FORTUNATELY, the night picked up after that. I was ready to pack it in, but I'm glad I stuck around to hang out with Matt. First, a balding older man, who I had seen passing and circling us as part of a group of other men (a convention, I'm guessing), he approached. I had been tracking him for about a half-hour; I was sure he was going to pull out something sleazy. Instead, he said, to both of us, "I'm from Australia and I've never seen anything like this, poetry and smut right here on the street. Can I take your picture? I'll give you money." I was, like, "we'll take your money," and Matt laughs. The guy takes his pictures, and then takes out his wallet, and I'm thinking, maybe a fiver. Nope. He hands me a 20 and asks me to split it between us. Suh-WEEET.

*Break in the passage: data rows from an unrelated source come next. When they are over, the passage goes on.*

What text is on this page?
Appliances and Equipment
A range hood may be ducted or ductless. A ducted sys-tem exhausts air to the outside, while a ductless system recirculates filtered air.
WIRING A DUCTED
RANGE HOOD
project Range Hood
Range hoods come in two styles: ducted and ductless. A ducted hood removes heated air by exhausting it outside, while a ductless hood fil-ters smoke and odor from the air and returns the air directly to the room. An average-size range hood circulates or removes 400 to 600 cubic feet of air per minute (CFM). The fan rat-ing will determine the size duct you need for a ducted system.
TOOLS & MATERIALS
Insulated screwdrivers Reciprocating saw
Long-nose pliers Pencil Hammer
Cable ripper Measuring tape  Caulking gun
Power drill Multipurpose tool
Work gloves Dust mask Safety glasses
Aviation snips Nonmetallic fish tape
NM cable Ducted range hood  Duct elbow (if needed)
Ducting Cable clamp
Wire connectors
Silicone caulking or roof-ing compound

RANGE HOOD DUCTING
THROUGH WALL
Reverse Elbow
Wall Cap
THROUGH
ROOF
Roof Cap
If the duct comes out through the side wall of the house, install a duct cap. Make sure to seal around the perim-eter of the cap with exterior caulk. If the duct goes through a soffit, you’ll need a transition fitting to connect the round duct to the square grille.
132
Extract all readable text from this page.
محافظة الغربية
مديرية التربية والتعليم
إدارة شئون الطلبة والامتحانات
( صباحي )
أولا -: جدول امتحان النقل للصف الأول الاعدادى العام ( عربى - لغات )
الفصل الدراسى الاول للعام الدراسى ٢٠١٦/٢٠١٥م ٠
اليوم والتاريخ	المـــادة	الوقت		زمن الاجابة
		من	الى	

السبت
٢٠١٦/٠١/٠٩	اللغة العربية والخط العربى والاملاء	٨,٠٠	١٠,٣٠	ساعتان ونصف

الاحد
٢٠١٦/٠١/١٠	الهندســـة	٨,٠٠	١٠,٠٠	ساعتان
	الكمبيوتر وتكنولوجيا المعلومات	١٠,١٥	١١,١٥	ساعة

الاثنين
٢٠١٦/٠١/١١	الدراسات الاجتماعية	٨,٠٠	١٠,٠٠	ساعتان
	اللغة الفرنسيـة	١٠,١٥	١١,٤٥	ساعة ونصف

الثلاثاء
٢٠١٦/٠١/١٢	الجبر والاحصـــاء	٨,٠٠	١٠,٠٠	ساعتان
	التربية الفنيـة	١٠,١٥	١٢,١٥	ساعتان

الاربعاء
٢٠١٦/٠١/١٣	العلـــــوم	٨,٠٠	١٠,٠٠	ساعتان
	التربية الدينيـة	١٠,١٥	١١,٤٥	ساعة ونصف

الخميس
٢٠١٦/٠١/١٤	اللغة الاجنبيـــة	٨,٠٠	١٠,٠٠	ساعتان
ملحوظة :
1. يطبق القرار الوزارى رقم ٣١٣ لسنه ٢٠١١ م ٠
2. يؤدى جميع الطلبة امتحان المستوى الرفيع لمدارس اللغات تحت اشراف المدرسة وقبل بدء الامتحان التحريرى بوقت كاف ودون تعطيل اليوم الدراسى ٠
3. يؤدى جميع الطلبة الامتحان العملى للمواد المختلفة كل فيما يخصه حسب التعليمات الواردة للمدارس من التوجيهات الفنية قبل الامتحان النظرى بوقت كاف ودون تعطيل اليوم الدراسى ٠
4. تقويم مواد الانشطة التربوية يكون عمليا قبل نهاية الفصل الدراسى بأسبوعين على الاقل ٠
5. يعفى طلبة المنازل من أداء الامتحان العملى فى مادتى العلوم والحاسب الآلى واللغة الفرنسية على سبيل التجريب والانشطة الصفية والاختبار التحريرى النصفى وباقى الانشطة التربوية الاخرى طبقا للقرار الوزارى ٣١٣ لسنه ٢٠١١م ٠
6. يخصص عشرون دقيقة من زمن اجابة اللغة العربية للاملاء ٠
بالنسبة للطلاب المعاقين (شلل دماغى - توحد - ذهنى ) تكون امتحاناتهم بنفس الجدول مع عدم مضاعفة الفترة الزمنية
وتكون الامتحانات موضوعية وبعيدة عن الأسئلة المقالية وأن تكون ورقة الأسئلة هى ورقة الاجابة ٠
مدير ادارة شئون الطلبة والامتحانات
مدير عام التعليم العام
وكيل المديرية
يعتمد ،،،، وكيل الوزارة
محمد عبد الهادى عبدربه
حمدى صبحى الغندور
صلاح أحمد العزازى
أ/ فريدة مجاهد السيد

And then, maybe 15 minutes later, a young man in a maroon patterned dinner jacket stands before us swaying, points at Matt and says, "Bourbon." Matt and I blink at each other. What? He then points to me and says, "Gin." Ohhhhhh. You want to buy us drinks! "Yes." In that case, I will have a rum and coke. Matt says any kind of whisky is good. The well-dressed drunk comes back in five minutes, somehow managing to carry six cups of booze without spilling anything. He then asks us each to write something short in our respective genres for $5. Fair enough. He's respectful, and he just bought us drinks. He surprised me a little during our mini-intake interview, by requesting softcore, and something to do with water. I was pleased with the result, and so was he, so much so that he gave me another dollar. Then… he just stood there, or sat in front of us and talked. About writing, about a girl that he never got over, about doing food service in this town, about what we're doing is really real.

Toward the end of the conversation he was fumbling around with his phone, and Matt's poem for him fell out on the sidewalk and was about to blow away. I felt myself getting suddenly maternal and said, here let me. So I reached right into his inside jacket pocket where I had seen him put my microsmut, pulled it out, nipped the poem out of his fingers, put both works into one of the letter-sized envelopes that I bring out to the stand now, sealed it up, and slipped the envelope into his outer pocket. There, I said, patting the pocket. Now reaching for your phone isn't going to endanger the literature.

He walked away, weaving from one edge of the sidewalk to the other. What is that called, I asked Matt, in a sine wave, the height and depth of the wave? "Amplitude," he said. I pointed at the receding figure of the patron, who was very nearly bouncing off walls and garbage cans, and Matt laughed. "Yes, that is a high-amplitude drunk."